The target object for the test was small moonlet rock measuring about 170 metres that orbits a larger asteroid that is 730m in size. The moonlet weighs about 5 million tonnes and had an orbital period was 11 hours and 55 minutes before the collision.

Striking such an object with a 600-kg spacecraft would of course make a very small change in its motion. However, before the collision, the impactor was moving at 6.6km/s (22,376km/h) and the moonlet at just 0.6264km/h. Therefore, after colliding, the moonlet was slowed down measurably. Its orbital period changed by 15 minutes from 11h:55m to 11h:40m.

This might appear too small but, if this was an object headed on a head-on collision with earth, a small nudge like this would be enough to save the planet. This because a small change in direction becomes a very big over a long distance.

Suppose there is a space rock that is 11 million km away and on a head-on collision course with earth. By how much would we need to change its direction in order to save the planet? Earth is 6,400km from the centre to the surface and, from such a great distance, this radius makes an angle of 0.03 degrees. This is how much we would need to change the direction of the asteroid in order to save our planet.

 But that might not be enough since we also very many man-made satellites orbiting the earth.
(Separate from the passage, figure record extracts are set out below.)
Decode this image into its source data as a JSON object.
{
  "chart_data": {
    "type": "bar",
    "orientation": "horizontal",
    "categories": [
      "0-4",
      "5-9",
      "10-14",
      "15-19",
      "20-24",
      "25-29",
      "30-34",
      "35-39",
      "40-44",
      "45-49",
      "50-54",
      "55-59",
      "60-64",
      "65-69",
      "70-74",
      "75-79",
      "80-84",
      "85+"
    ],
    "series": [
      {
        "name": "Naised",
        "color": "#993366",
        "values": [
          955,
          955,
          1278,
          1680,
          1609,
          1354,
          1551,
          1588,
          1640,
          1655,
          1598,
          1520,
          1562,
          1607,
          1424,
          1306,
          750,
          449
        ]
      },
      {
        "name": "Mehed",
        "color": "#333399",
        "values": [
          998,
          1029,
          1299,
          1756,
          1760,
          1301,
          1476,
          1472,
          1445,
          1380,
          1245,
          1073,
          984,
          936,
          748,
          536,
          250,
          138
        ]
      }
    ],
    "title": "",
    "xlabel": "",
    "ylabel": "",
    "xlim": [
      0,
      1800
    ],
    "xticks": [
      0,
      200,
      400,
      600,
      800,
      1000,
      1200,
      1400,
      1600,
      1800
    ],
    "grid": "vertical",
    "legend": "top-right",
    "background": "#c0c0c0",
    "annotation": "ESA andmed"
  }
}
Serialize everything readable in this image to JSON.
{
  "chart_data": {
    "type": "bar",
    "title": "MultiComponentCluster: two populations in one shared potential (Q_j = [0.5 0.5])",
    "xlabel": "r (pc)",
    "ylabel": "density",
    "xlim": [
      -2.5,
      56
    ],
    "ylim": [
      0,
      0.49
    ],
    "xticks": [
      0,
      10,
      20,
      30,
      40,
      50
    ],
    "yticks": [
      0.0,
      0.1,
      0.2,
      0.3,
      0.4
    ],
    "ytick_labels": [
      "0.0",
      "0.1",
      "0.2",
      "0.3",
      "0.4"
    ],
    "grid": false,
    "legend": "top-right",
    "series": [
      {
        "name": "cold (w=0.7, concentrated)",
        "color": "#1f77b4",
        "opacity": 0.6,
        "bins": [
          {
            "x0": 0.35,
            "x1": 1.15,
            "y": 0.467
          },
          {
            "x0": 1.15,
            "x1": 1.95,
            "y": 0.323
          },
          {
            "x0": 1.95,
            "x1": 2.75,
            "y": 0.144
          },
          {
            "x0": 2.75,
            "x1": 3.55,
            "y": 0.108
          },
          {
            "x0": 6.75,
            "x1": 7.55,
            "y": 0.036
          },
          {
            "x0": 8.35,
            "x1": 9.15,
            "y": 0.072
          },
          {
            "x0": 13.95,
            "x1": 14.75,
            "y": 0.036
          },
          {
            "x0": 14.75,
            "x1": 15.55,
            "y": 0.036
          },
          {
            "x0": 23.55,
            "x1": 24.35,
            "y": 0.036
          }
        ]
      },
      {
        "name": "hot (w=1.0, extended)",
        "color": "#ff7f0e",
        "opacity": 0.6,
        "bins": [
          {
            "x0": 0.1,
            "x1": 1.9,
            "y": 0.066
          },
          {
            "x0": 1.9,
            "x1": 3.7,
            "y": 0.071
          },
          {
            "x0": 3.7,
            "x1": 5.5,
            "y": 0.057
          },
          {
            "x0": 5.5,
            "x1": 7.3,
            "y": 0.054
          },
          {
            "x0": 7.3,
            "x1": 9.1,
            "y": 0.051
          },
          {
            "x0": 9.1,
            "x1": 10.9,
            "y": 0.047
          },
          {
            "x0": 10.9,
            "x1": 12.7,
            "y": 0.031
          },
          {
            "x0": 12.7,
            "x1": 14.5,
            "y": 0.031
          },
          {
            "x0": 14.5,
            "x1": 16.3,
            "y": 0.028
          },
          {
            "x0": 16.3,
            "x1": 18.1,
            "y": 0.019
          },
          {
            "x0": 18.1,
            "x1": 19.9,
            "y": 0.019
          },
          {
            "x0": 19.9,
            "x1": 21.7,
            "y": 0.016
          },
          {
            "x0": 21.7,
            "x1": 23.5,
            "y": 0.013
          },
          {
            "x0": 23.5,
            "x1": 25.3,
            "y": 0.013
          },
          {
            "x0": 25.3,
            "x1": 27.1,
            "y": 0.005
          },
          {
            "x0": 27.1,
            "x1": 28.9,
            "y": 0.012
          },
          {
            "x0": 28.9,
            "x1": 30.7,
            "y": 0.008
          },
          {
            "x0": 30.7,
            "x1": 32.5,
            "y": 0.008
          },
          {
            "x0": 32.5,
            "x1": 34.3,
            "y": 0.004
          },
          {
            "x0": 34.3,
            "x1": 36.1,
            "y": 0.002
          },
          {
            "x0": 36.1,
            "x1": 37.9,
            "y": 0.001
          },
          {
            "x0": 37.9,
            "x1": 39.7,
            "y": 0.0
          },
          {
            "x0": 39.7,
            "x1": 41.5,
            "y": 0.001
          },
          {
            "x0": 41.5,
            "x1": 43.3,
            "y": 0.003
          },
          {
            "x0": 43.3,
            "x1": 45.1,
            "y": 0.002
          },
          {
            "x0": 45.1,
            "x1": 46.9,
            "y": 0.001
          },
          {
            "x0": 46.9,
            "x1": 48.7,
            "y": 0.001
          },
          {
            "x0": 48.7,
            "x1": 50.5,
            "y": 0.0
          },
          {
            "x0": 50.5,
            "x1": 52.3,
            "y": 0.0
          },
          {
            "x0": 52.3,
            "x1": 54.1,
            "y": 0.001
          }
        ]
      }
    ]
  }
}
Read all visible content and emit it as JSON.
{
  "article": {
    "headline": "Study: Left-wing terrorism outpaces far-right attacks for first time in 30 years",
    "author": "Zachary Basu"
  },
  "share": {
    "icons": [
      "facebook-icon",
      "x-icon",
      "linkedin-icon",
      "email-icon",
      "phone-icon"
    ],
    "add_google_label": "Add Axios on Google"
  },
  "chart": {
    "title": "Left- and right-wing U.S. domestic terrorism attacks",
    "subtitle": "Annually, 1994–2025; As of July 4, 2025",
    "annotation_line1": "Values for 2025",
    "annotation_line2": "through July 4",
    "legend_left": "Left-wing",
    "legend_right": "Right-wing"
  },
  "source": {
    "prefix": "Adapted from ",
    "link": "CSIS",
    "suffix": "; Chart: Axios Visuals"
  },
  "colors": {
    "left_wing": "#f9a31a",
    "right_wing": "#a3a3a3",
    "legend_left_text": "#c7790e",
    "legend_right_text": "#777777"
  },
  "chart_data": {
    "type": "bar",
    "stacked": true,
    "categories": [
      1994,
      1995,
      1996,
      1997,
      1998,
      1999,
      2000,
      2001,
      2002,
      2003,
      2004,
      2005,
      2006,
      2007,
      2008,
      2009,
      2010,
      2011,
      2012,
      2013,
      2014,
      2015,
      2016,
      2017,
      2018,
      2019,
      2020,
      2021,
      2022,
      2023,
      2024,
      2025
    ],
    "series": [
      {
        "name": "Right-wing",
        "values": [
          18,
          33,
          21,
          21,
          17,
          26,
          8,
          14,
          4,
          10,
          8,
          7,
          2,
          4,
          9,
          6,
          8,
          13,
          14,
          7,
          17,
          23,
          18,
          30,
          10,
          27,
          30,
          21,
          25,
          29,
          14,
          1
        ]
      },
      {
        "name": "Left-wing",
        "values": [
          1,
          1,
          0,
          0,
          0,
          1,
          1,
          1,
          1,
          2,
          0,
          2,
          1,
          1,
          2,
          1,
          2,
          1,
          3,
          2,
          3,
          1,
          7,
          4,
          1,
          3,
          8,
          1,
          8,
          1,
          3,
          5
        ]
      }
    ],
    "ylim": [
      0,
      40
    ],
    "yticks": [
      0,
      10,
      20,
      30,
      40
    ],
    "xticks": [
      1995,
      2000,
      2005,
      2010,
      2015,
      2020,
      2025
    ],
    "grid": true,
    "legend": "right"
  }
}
These satellites support our civilisation and without them we would be thrown back to the stone-age: imagine life without GPS!

The farthest of these satellites are about 35,000km away and so, we may want to deflect the space rock by, say, 50,000km. From a distance of 11 million km, 50,000km makes an angle of about one-quarter of a degree. This is still small enough to achieve, but the key to the success of such a mission is early detection of the threat. We need to be able to detect it from a few hundreds of millions of kilometres away.